Clearwire Corporation (NASDAQ: CLWR) today announced that its operating subsidiary Clearwire Communications LLC (“Clearwire Communications”) has priced an offering of $175,000,000 aggregate principal amount 12% first-priority senior secured notes due 2015 at an issue price of 105.182% plus accrued interest from December 1, 2010 (the “First Lien Notes”) and $500,000,000 aggregate principal amount 12% second-priority secured notes due 2017 at an issue price of 100.0% plus accrued interest from December 9, 2010 (the “Second Lien Notes”) and an offering of $650,000,000 aggregate principal amount 8.25% exchangeable notes due 2040 at an issue price of 100.0% plus accrued interest from December 8, 2010 (the “Exchangeable Notes” and collectively with the First Lien Notes and the Second Lien Notes, the “Notes”). The offering of Exchangeable Notes is up from the $500,000,000 proposed offering size for the Exchangeable Notes announced on December 1, 2010. Clearwire Communications has granted the initial purchasers of the Exchangeable Notes an option for 30 days to purchase up to an additional $100.0 million of Exchangeable Notes. The initial exchange rate for the Exchangeable Notes is 141.2429 shares of Class A Common Stock of Clearwire Corporation (the “Company”) per $1,000 principal amount of the Exchangeable Notes equivalent to an initial exchange price of approximately $7.08 per share of the Company’s Class A Common Stock (the “Class A Common Stock”). Upon exchange, Clearwire Communications may deliver either shares of Class A Common Stock or cash based upon a daily settlement value calculated on a proportionate basis for each day of a 25 trading-day observation period. Certain stockholders of the Company that hold equity securities representing approximately 85% of the Company’s voting power have pre-emptive rights for 30 days from the date of the offering memorandum for the Exchangeable Notes that entitle such stockholders to purchase their pro rata share (based upon voting power) of all Exchangeable Notes issued. The Company has received waivers from stockholders holding approximately 31% of the voting power. The remaining pre-emptive rights, if exercised, could result in Clearwire Communications issuing up to an additional approximately $760.0 million in Exchangeable Notes (assuming no exercise of the initial purchasers’ over-allotment option). The Company is not aware whether all or any of these rights will be exercised.

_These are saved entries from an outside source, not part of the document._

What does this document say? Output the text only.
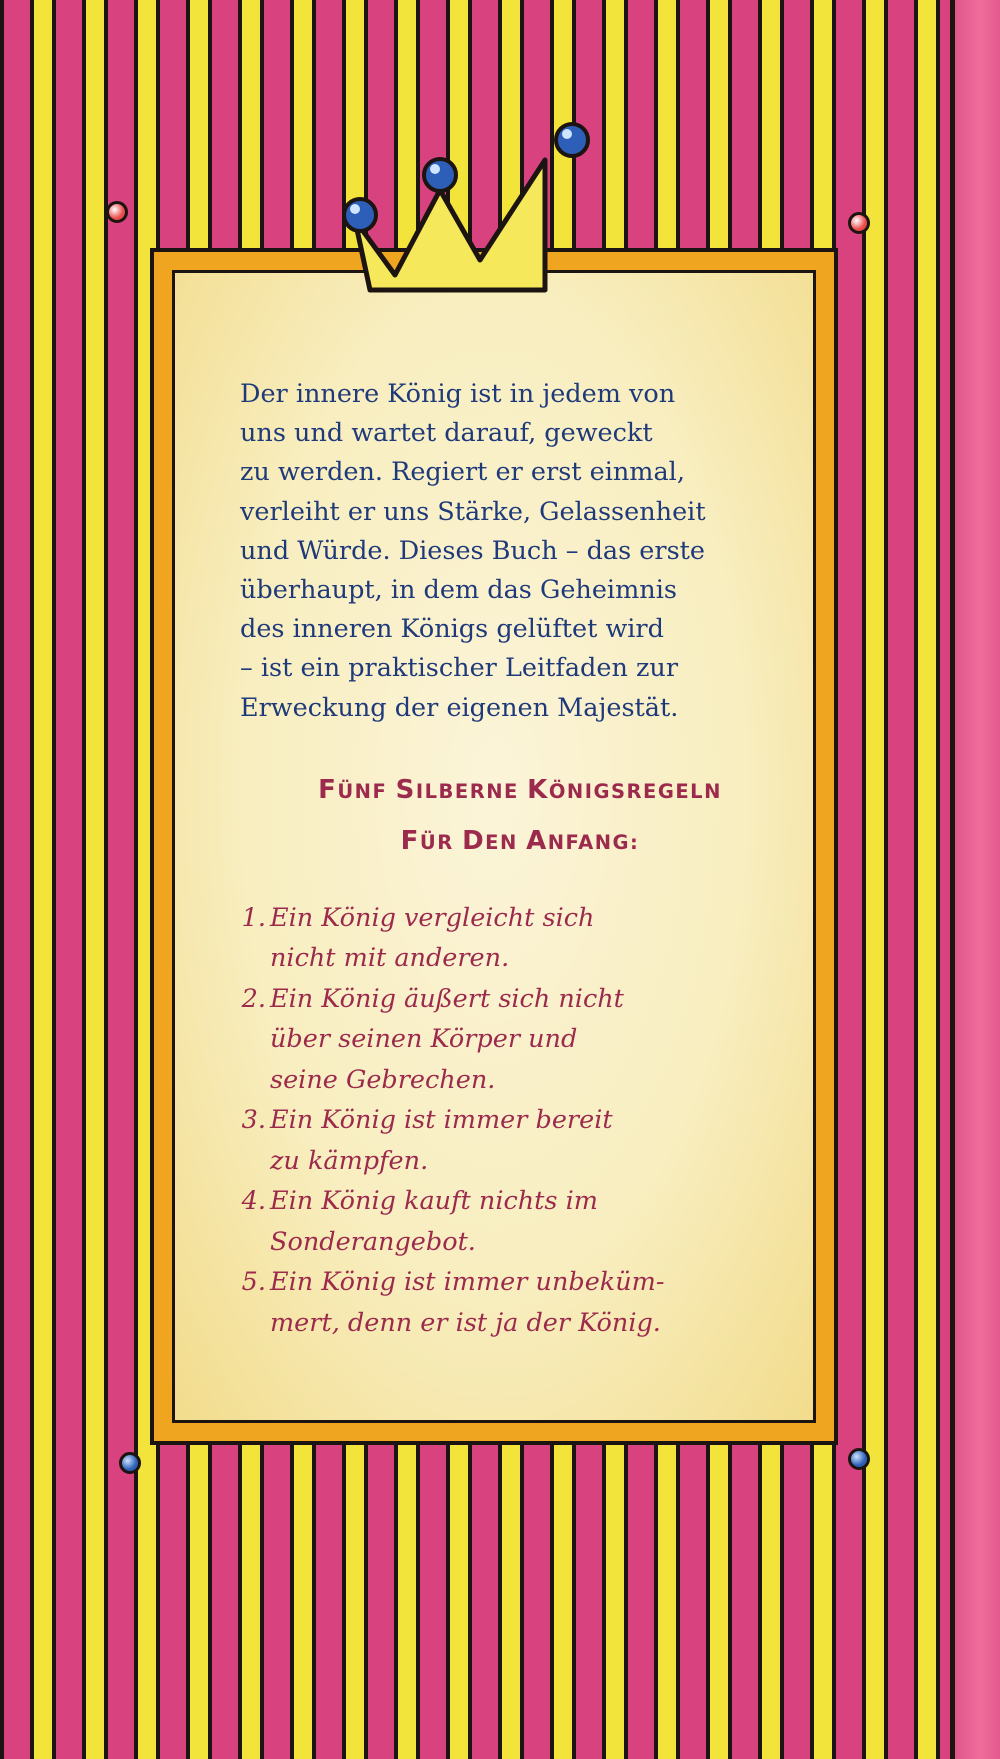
Der innere König ist in jedem von

uns und wartet darauf, geweckt

zu werden. Regiert er erst einmal,

verleiht er uns Stärke, Gelassenheit

und Würde. Dieses Buch – das erste

überhaupt, in dem das Geheimnis

des inneren Königs gelüftet wird

– ist ein praktischer Leitfaden zur

Erweckung der eigenen Majestät.

FÜNF SILBERNE KÖNIGSREGELN
FÜR DEN ANFANG:
1. Ein König vergleicht sich
nicht mit anderen.
2. Ein König äußert sich nicht
über seinen Körper und
seine Gebrechen.
3. Ein König ist immer bereit
zu kämpfen.
4. Ein König kauft nichts im
Sonderangebot.
5. Ein König ist immer unbeküm-
mert, denn er ist ja der König.
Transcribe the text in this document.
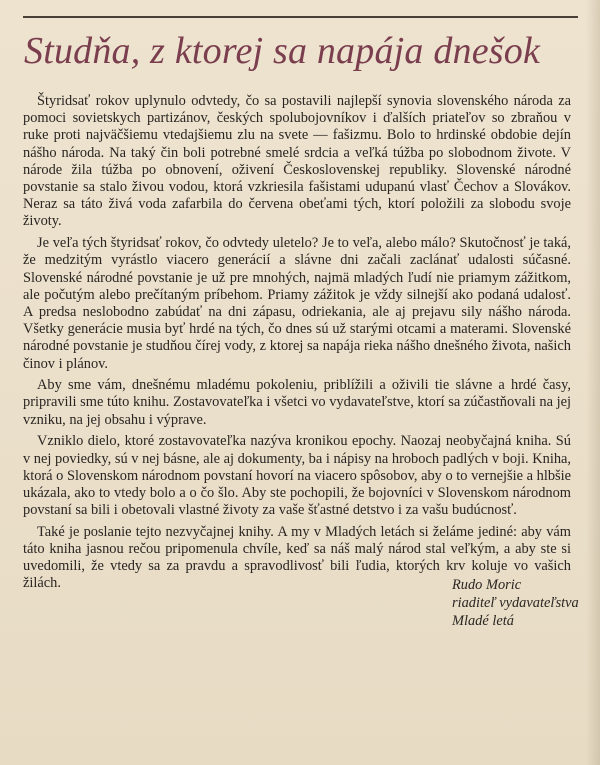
Studňa, z ktorej sa napája dnešok

Štyridsať rokov uplynulo odvtedy, čo sa postavili najlepší synovia slovenského národa za pomoci sovietskych partizánov, českých spolubojovníkov i ďalších priateľov so zbraňou v ruke proti najväčšiemu vtedajšiemu zlu na svete — fašizmu. Bolo to hrdinské obdobie dejín nášho národa. Na taký čin boli potrebné smelé srdcia a veľká túžba po slobodnom živote. V národe žila túžba po obnovení, oživení Československej republiky. Slovenské národné povstanie sa stalo živou vodou, ktorá vzkriesila fašistami udupanú vlasť Čechov a Slovákov. Neraz sa táto živá voda zafarbila do červena obeťami tých, ktorí položili za slobodu svoje životy.

Je veľa tých štyridsať rokov, čo odvtedy uletelo? Je to veľa, alebo málo? Skutočnosť je taká, že medzitým vyrástlo viacero generácií a slávne dni začali zaclánať udalosti súčasné. Slovenské národné povstanie je už pre mnohých, najmä mladých ľudí nie priamym zážitkom, ale počutým alebo prečítaným príbehom. Priamy zážitok je vždy silnejší ako podaná udalosť. A predsa neslobodno zabúdať na dni zápasu, odriekania, ale aj prejavu sily nášho národa. Všetky generácie musia byť hrdé na tých, čo dnes sú už starými otcami a materami. Slovenské národné povstanie je studňou čírej vody, z ktorej sa napája rieka nášho dnešného života, našich činov i plánov.

Aby sme vám, dnešnému mladému pokoleniu, priblížili a oživili tie slávne a hrdé časy, pripravili sme túto knihu. Zostavovateľka i všetci vo vydavateľstve, ktorí sa zúčastňovali na jej vzniku, na jej obsahu i výprave.

Vzniklo dielo, ktoré zostavovateľka nazýva kronikou epochy. Naozaj neobyčajná kniha. Sú v nej poviedky, sú v nej básne, ale aj dokumenty, ba i nápisy na hroboch padlých v boji. Kniha, ktorá o Slovenskom národnom povstaní hovorí na viacero spôsobov, aby o to vernejšie a hlbšie ukázala, ako to vtedy bolo a o čo šlo. Aby ste pochopili, že bojovníci v Slovenskom národnom povstaní sa bili i obetovali vlastné životy za vaše šťastné detstvo i za vašu budúcnosť.

Také je poslanie tejto nezvyčajnej knihy. A my v Mladých letách si želáme jediné: aby vám táto kniha jasnou rečou pripomenula chvíle, keď sa náš malý národ stal veľkým, a aby ste si uvedomili, že vtedy sa za pravdu a spravodlivosť bili ľudia, ktorých krv koluje vo vašich žilách.	Rudo Moric
riaditeľ vydavateľstva
Mladé letá
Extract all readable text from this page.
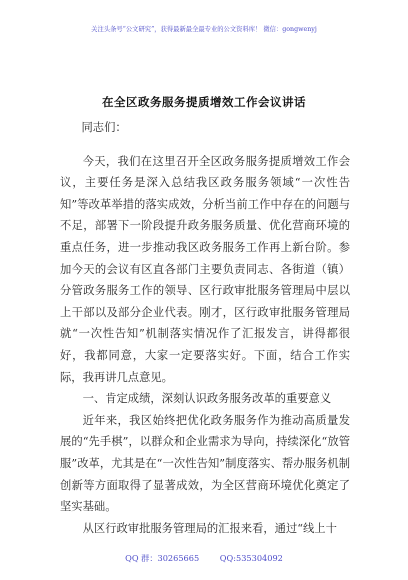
关注头条号“公文研究”，获得最新最全最专业的公文资料库！ 微信：gongwenyj
在全区政务服务提质增效工作会议讲话

同志们：

今天，我们在这里召开全区政务服务提质增效工作会议，主要任务是深入总结我区政务服务领域“一次性告知”等改革举措的落实成效，分析当前工作中存在的问题与不足，部署下一阶段提升政务服务质量、优化营商环境的重点任务，进一步推动我区政务服务工作再上新台阶。参加今天的会议有区直各部门主要负责同志、各街道（镇）分管政务服务工作的领导、区行政审批服务管理局中层以上干部以及部分企业代表。刚才，区行政审批服务管理局就“一次性告知”机制落实情况作了汇报发言，讲得都很好，我都同意，大家一定要落实好。下面，结合工作实际，我再讲几点意见。

一、肯定成绩，深刻认识政务服务改革的重要意义

近年来，我区始终把优化政务服务作为推动高质量发展的“先手棋”，以群众和企业需求为导向，持续深化“放管服”改革，尤其是在“一次性告知”制度落实、帮办服务机制创新等方面取得了显著成效，为全区营商环境优化奠定了坚实基础。

从区行政审批服务管理局的汇报来看，通过“线上十

QQ 群：30265665	QQ:535304092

The Second Lien Notes will be contractually subordinated in right of payment to the First Lien Notes and Clearwire Communications’ first-priority secured notes. The First Lien Notes and the Second Lien Notes will be unconditionally guaranteed on a senior basis by certain of Clearwire Communications’ domestic subsidiaries. The First Lien Notes, the Second Lien Notes and the related guarantees will be secured by first-priority or second-priority liens, as applicable, on substantially all of Clearwire Communications’ and the guarantors’ assets. The Exchangeable Notes will be unsecured obligations of the issuers and the guarantors.